Rubin won with eight of her first 14 starters. She won twice at Aqueduct and caught the eye of Howard (Buddy) Jacobson, one of New York’s leading trainers. At the time, Rubin was under contract to Webb.

“I think my big break would have been when I rode in New York,” she remembered, “Buddy Jacobson wanted to take my contract and buy it, and Bryan Webb wouldn’t turn it loose. I’d won a couple of races for Buddy in New York, but Bryan said, ‘No, you’re not doing that.’

“That would have been my big break because he had nice horses.”

The story didn’t have the ending that, perhaps, the 19-year-old Barbara Jo envisioned all those years ago in the Charles Town winner’s circle. Her moment in the sun was brief.

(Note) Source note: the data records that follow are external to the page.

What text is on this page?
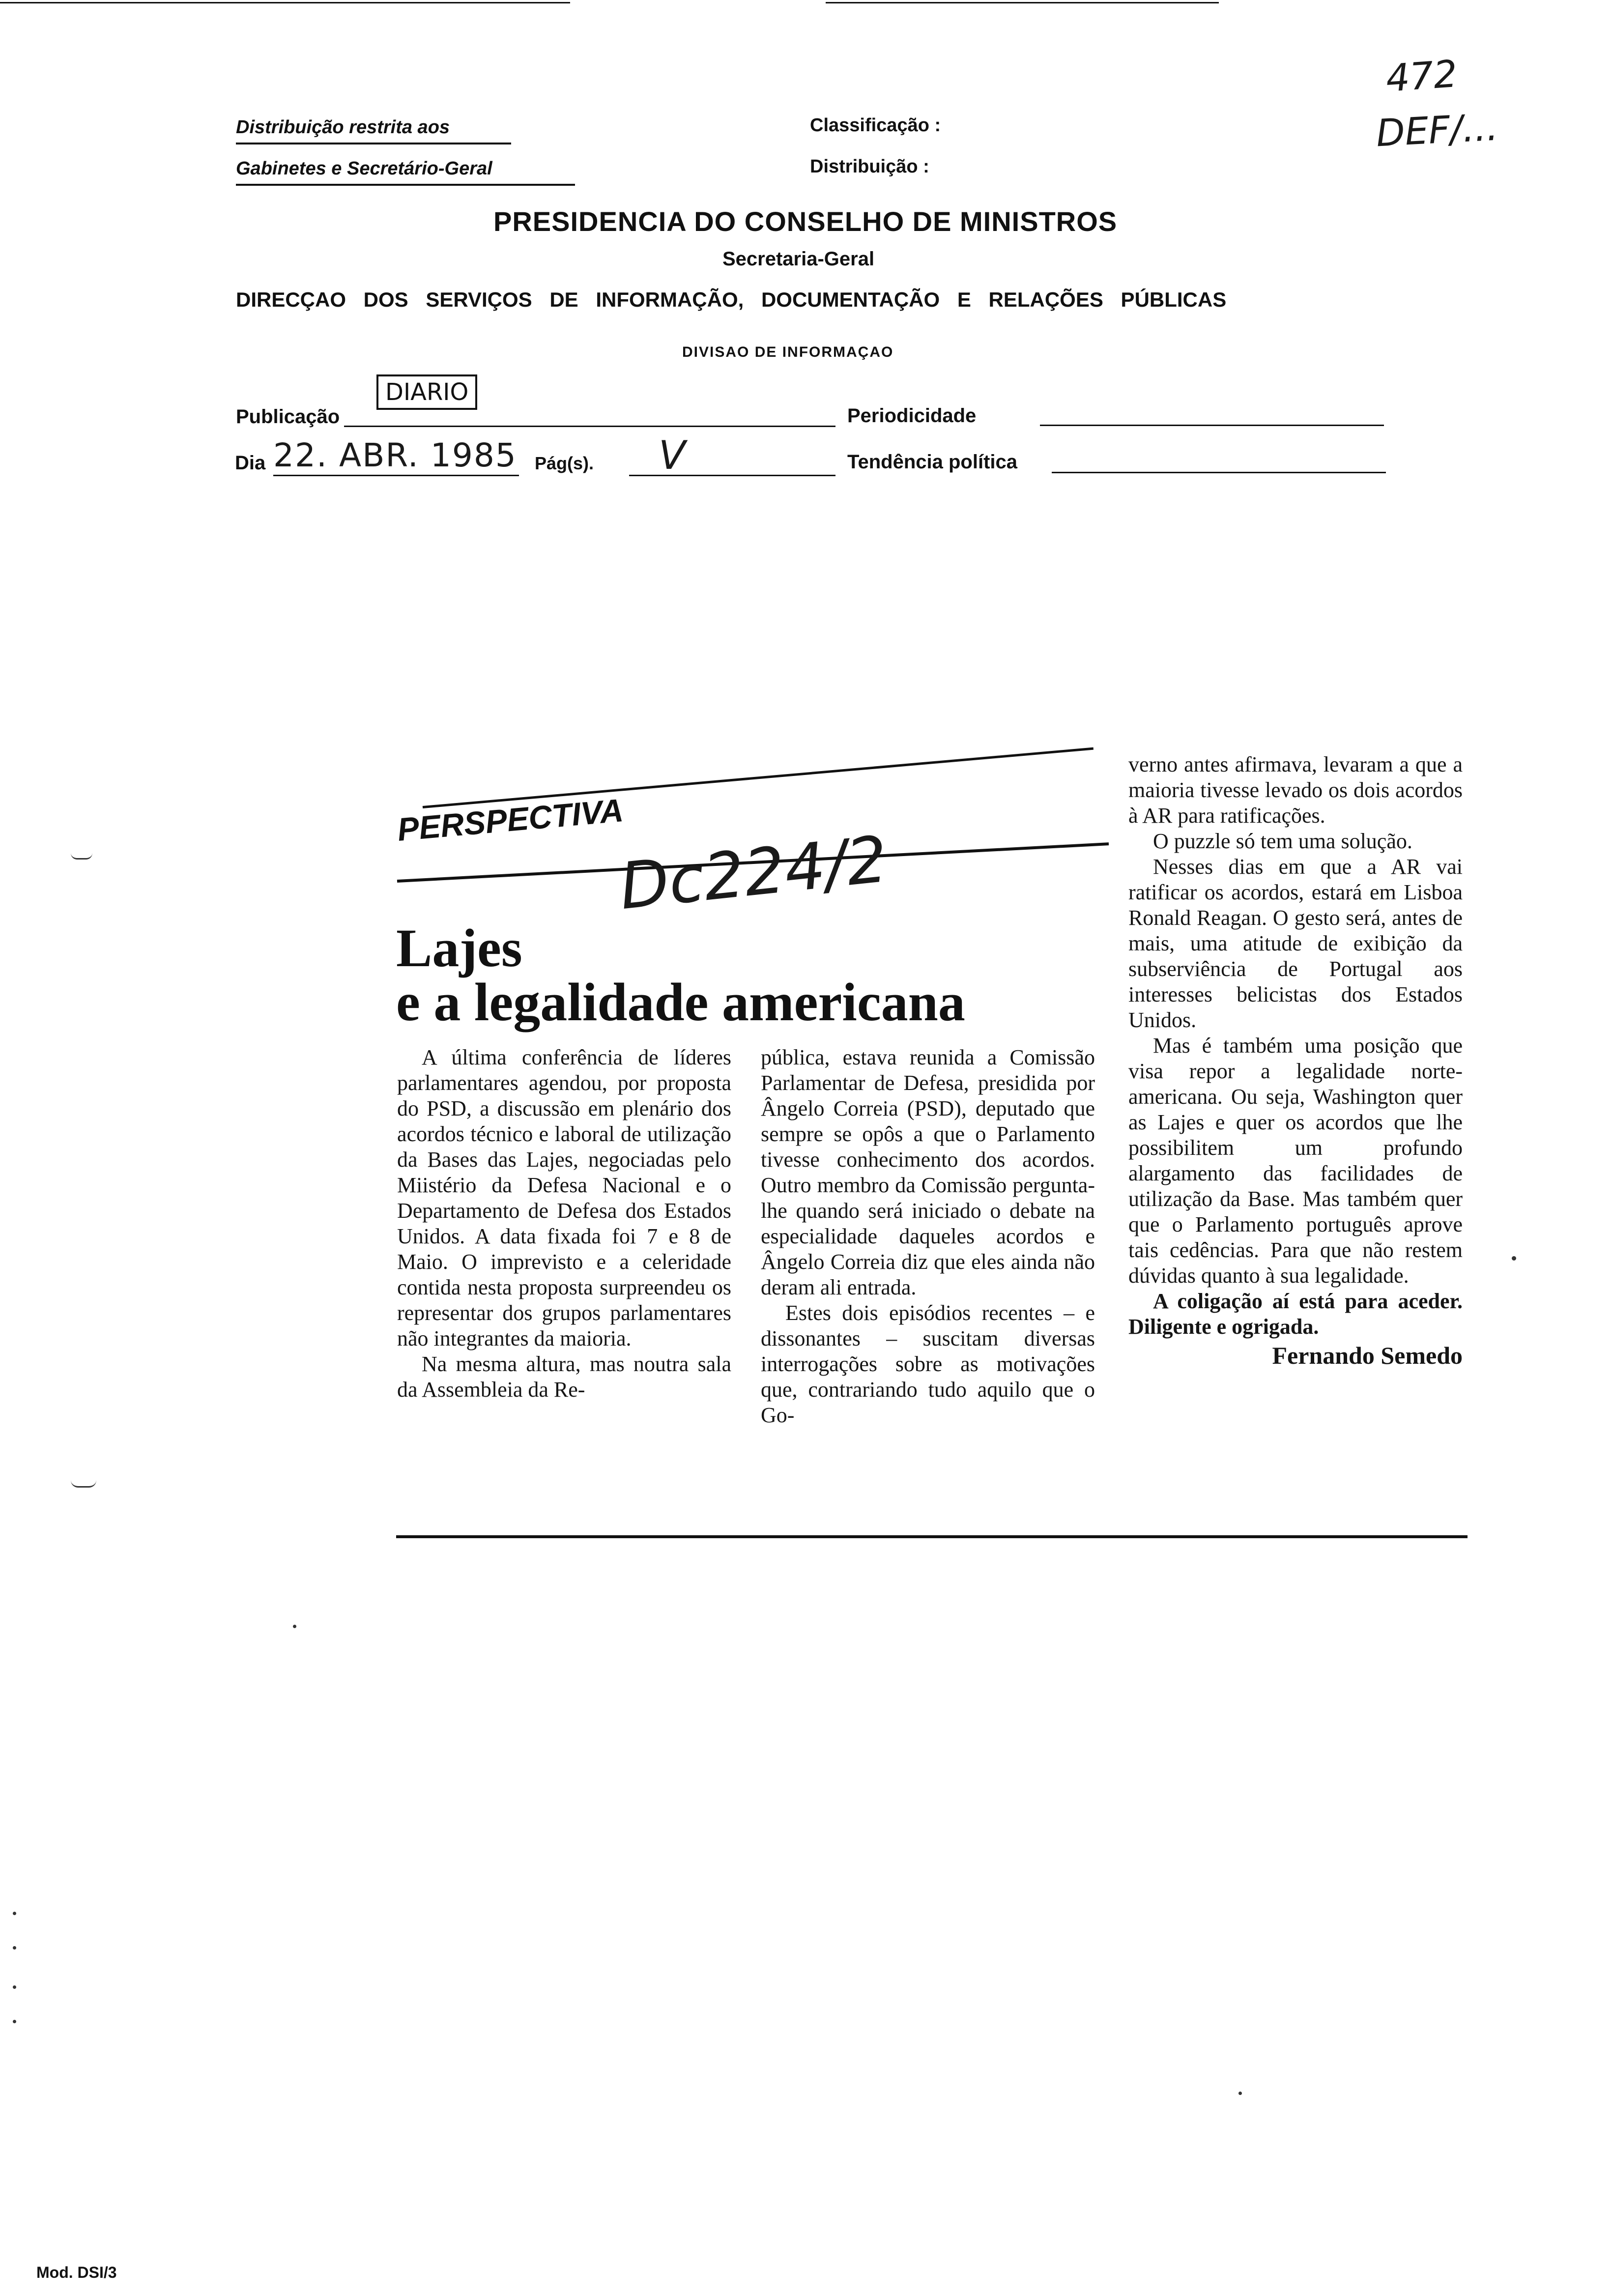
Distribuição restrita aos
Gabinetes e Secretário-Geral
Classificação :
Distribuição :
472
DEF/...
PRESIDENCIA DO CONSELHO DE MINISTROS
Secretaria-Geral
DIRECÇAO DOS SERVIÇOS DE INFORMAÇÃO, DOCUMENTAÇÃO E RELAÇÕES PÚBLICAS
DIVISAO DE INFORMAÇAO
Publicação
DIARIO
Periodicidade
Dia 22. ABR. 1985 Pág(s). V	Tendência política
PERSPECTIVA
Dc224/2
Lajes
e a legalidade americana

A última conferência de líderes parlamentares agendou, por proposta do PSD, a discussão em plenário dos acordos técnico e laboral de utilização da Bases das Lajes, negociadas pelo Miistério da Defesa Nacional e o Departamento de Defesa dos Estados Unidos. A data fixada foi 7 e 8 de Maio. O imprevisto e a celeridade contida nesta proposta surpreendeu os representar dos grupos parlamentares não integrantes da maioria.

Na mesma altura, mas noutra sala da Assembleia da Re-

pública, estava reunida a Comissão Parlamentar de Defesa, presidida por Ângelo Correia (PSD), deputado que sempre se opôs a que o Parlamento tivesse conhecimento dos acordos. Outro membro da Comissão pergunta-lhe quando será iniciado o debate na especialidade daqueles acordos e Ângelo Correia diz que eles ainda não deram ali entrada.

Estes dois episódios recentes – e dissonantes – suscitam diversas interrogações sobre as motivações que, contrariando tudo aquilo que o Go-

verno antes afirmava, levaram a que a maioria tivesse levado os dois acordos à AR para ratificações.

O puzzle só tem uma solução.

Nesses dias em que a AR vai ratificar os acordos, estará em Lisboa Ronald Reagan. O gesto será, antes de mais, uma atitude de exibição da subserviência de Portugal aos interesses belicistas dos Estados Unidos.

Mas é também uma posição que visa repor a legalidade norte-americana. Ou seja, Washington quer as Lajes e quer os acordos que lhe possibilitem um profundo alargamento das facilidades de utilização da Base. Mas também quer que o Parlamento português aprove tais cedências. Para que não restem dúvidas quanto à sua legalidade.

A coligação aí está para aceder. Diligente e ogrigada.

Fernando Semedo

Mod. DSI/3
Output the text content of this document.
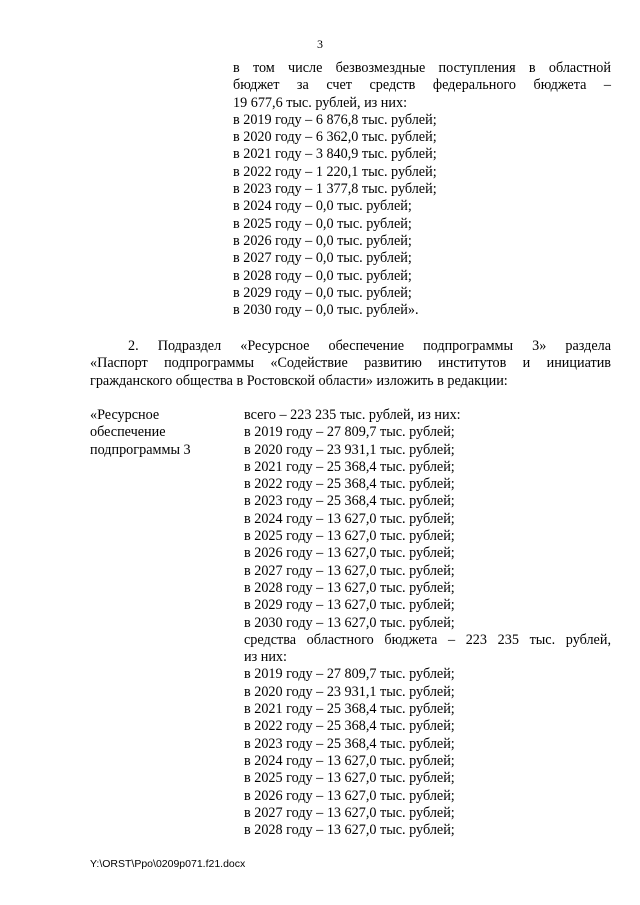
3
в том числе безвозмездные поступления в областной
бюджет за счет средств федерального бюджета –
19 677,6 тыс. рублей, из них:
в 2019 году – 6 876,8 тыс. рублей;
в 2020 году – 6 362,0 тыс. рублей;
в 2021 году – 3 840,9 тыс. рублей;
в 2022 году – 1 220,1 тыс. рублей;
в 2023 году – 1 377,8 тыс. рублей;
в 2024 году – 0,0 тыс. рублей;
в 2025 году – 0,0 тыс. рублей;
в 2026 году – 0,0 тыс. рублей;
в 2027 году – 0,0 тыс. рублей;
в 2028 году – 0,0 тыс. рублей;
в 2029 году – 0,0 тыс. рублей;
в 2030 году – 0,0 тыс. рублей».
2. Подраздел «Ресурсное обеспечение подпрограммы 3» раздела
«Паспорт подпрограммы «Содействие развитию институтов и инициатив
гражданского общества в Ростовской области» изложить в редакции:
«Ресурсное
обеспечение
подпрограммы 3
всего – 223 235 тыс. рублей, из них:
в 2019 году – 27 809,7 тыс. рублей;
в 2020 году – 23 931,1 тыс. рублей;
в 2021 году – 25 368,4 тыс. рублей;
в 2022 году – 25 368,4 тыс. рублей;
в 2023 году – 25 368,4 тыс. рублей;
в 2024 году – 13 627,0 тыс. рублей;
в 2025 году – 13 627,0 тыс. рублей;
в 2026 году – 13 627,0 тыс. рублей;
в 2027 году – 13 627,0 тыс. рублей;
в 2028 году – 13 627,0 тыс. рублей;
в 2029 году – 13 627,0 тыс. рублей;
в 2030 году – 13 627,0 тыс. рублей;
средства областного бюджета – 223 235 тыс. рублей,
из них:
в 2019 году – 27 809,7 тыс. рублей;
в 2020 году – 23 931,1 тыс. рублей;
в 2021 году – 25 368,4 тыс. рублей;
в 2022 году – 25 368,4 тыс. рублей;
в 2023 году – 25 368,4 тыс. рублей;
в 2024 году – 13 627,0 тыс. рублей;
в 2025 году – 13 627,0 тыс. рублей;
в 2026 году – 13 627,0 тыс. рублей;
в 2027 году – 13 627,0 тыс. рублей;
в 2028 году – 13 627,0 тыс. рублей;
Y:\ORST\Ppo\0209p071.f21.docx
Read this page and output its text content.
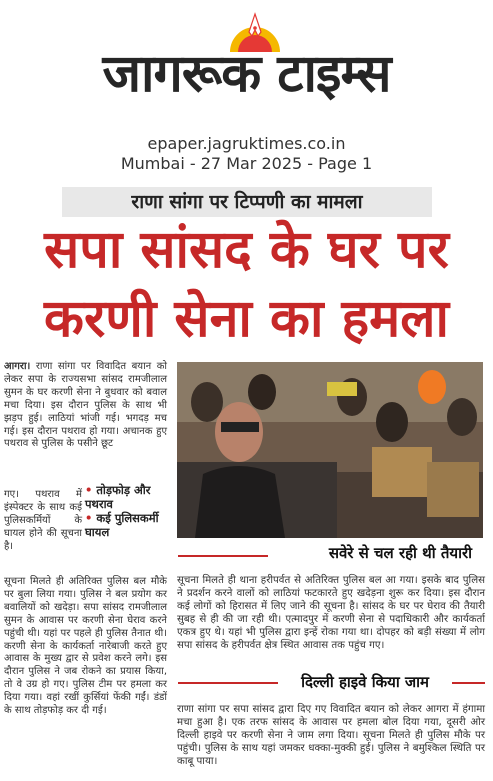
जागरूक टाइम्स
epaper.jagruktimes.co.in
Mumbai - 27 Mar 2025 - Page 1
राणा सांगा पर टिप्पणी का मामला
सपा सांसद के घर पर
करणी सेना का हमला
आगरा। राणा सांगा पर विवादित बयान को लेकर सपा के राज्यसभा सांसद रामजीलाल सुमन के घर करणी सेना ने बुधवार को बवाल मचा दिया। इस दौरान पुलिस के साथ भी झड़प हुई। लाठियां भांजी गई। भगदड़ मच गई। इस दौरान पथराव हो गया। अचानक हुए पथराव से पुलिस के पसीने छूट
गए। पथराव में इंस्पेक्टर के साथ कई पुलिसकर्मियों के घायल होने की सूचना है।
• तोड़फोड़ और पथराव
• कई पुलिसकर्मी घायल
सूचना मिलते ही अतिरिक्त पुलिस बल मौके पर बुला लिया गया। पुलिस ने बल प्रयोग कर बवालियों को खदेड़ा। सपा सांसद रामजीलाल सुमन के आवास पर करणी सेना घेराव करने पहुंची थी। यहां पर पहले ही पुलिस तैनात थी। करणी सेना के कार्यकर्ता नारेबाजी करते हुए आवास के मुख्य द्वार से प्रवेश करने लगे। इस दौरान पुलिस ने जब रोकने का प्रयास किया, तो वे उग्र हो गए। पुलिस टीम पर हमला कर दिया गया। वहां रखीं कुर्सियां फेंकी गईं। डंडों के साथ तोड़फोड़ कर दी गई।
सवेरे से चल रही थी तैयारी
सूचना मिलते ही थाना हरीपर्वत से अतिरिक्त पुलिस बल आ गया। इसके बाद पुलिस ने प्रदर्शन करने वालों को लाठियां फटकारते हुए खदेड़ना शुरू कर दिया। इस दौरान कई लोगों को हिरासत में लिए जाने की सूचना है। सांसद के घर पर घेराव की तैयारी सुबह से ही की जा रही थी। एत्मादपुर में करणी सेना से पदाधिकारी और कार्यकर्ता एकत्र हुए थे। यहां भी पुलिस द्वारा इन्हें रोका गया था। दोपहर को बड़ी संख्या में लोग सपा सांसद के हरीपर्वत क्षेत्र स्थित आवास तक पहुंच गए।
दिल्ली हाइवे किया जाम
राणा सांगा पर सपा सांसद द्वारा दिए गए विवादित बयान को लेकर आगरा में हंगामा मचा हुआ है। एक तरफ सांसद के आवास पर हमला बोल दिया गया, दूसरी ओर दिल्ली हाइवे पर करणी सेना ने जाम लगा दिया। सूचना मिलते ही पुलिस मौके पर पहुंची। पुलिस के साथ यहां जमकर धक्का-मुक्की हुई। पुलिस ने बमुश्किल स्थिति पर काबू पाया।
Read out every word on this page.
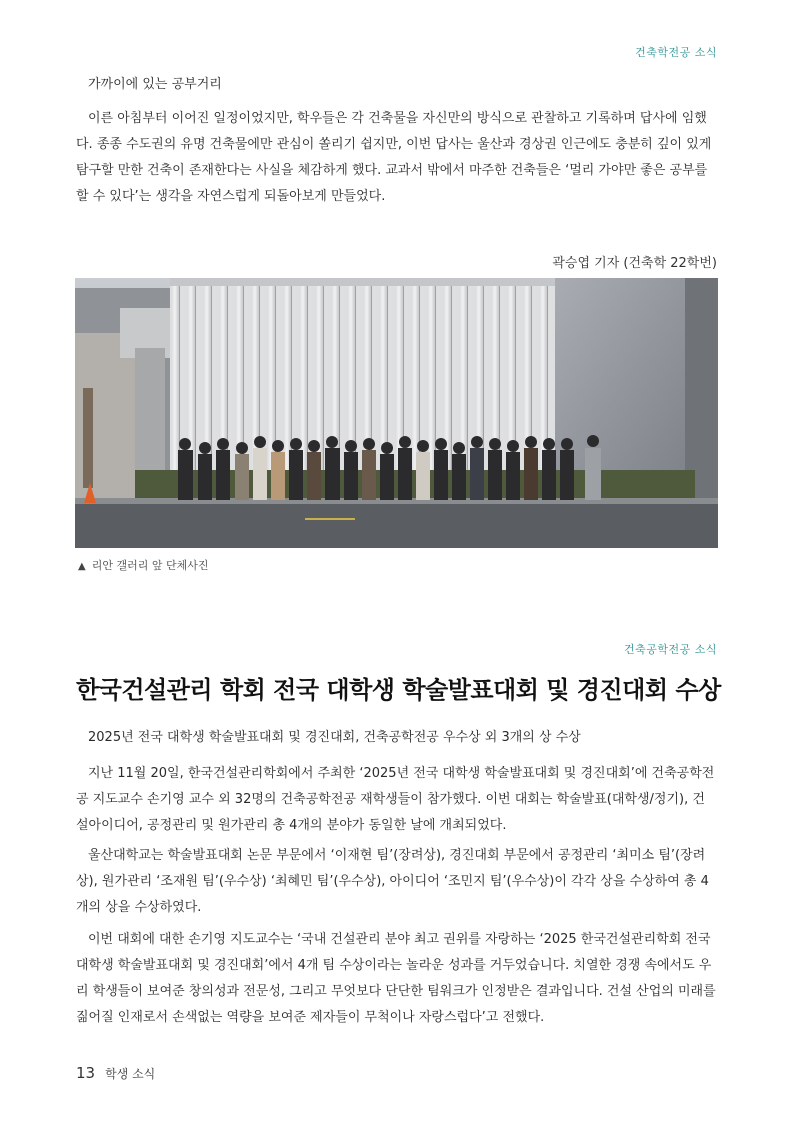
건축학전공 소식

가까이에 있는 공부거리

이른 아침부터 이어진 일정이었지만, 학우들은 각 건축물을 자신만의 방식으로 관찰하고 기록하며 답사에 임했다. 종종 수도권의 유명 건축물에만 관심이 쏠리기 쉽지만, 이번 답사는 울산과 경상권 인근에도 충분히 깊이 있게 탐구할 만한 건축이 존재한다는 사실을 체감하게 했다. 교과서 밖에서 마주한 건축들은 ‘멀리 가야만 좋은 공부를 할 수 있다’는 생각을 자연스럽게 되돌아보게 만들었다.

곽승엽 기자 (건축학 22학번)
▲ 리안 갤러리 앞 단체사진
건축공학전공 소식
한국건설관리 학회 전국 대학생 학술발표대회 및 경진대회 수상

2025년 전국 대학생 학술발표대회 및 경진대회, 건축공학전공 우수상 외 3개의 상 수상

지난 11월 20일, 한국건설관리학회에서 주최한 ‘2025년 전국 대학생 학술발표대회 및 경진대회’에 건축공학전공 지도교수 손기영 교수 외 32명의 건축공학전공 재학생들이 참가했다. 이번 대회는 학술발표(대학생/정기), 건설아이디어, 공정관리 및 원가관리 총 4개의 분야가 동일한 날에 개최되었다.

울산대학교는 학술발표대회 논문 부문에서 ‘이재현 팀’(장려상), 경진대회 부문에서 공정관리 ‘최미소 팀’(장려상), 원가관리 ‘조재원 팀’(우수상) ‘최혜민 팀’(우수상), 아이디어 ‘조민지 팀’(우수상)이 각각 상을 수상하여 총 4개의 상을 수상하였다.

이번 대회에 대한 손기영 지도교수는 ‘국내 건설관리 분야 최고 권위를 자랑하는 ‘2025 한국건설관리학회 전국 대학생 학술발표대회 및 경진대회’에서 4개 팀 수상이라는 놀라운 성과를 거두었습니다. 치열한 경쟁 속에서도 우리 학생들이 보여준 창의성과 전문성, 그리고 무엇보다 단단한 팀워크가 인정받은 결과입니다. 건설 산업의 미래를 짊어질 인재로서 손색없는 역량을 보여준 제자들이 무척이나 자랑스럽다’고 전했다.

13 학생 소식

But it’s a good story all the same, one filled with family, and with horses. Rubin and her husband Gordon (Gordie) Gubin live in Illinois, about 20 minutes east of St. Louis, where they own a horse training and boarding facility in Troy called Classic Acres. She was surrounded at last Friday’s event by Gordie, their sons, daughters-in-law, and grandchildren.

At Classic Acres, Rubin still rides every day, seven days a week, with just one concession to age: “I’m going to be 70 this year, so I promised my husband I wouldn’t break any more babies,” she said with a laugh.

And time has vindicated those first women jockeys. Once scorned, they are now celebrated. Rubin had made her point; she, and other women, can ride as well as – often better than – the men.

Barbara Jo Rubin hadn’t meant to be a pioneer but she became one all the same. And you think: perhaps pioneers are simply people living the lives to which they feel called, even when society’s din tries to drown out the calling.

“Everybody says, ‘You made history,’” she said. “But I just did what I wanted to do.”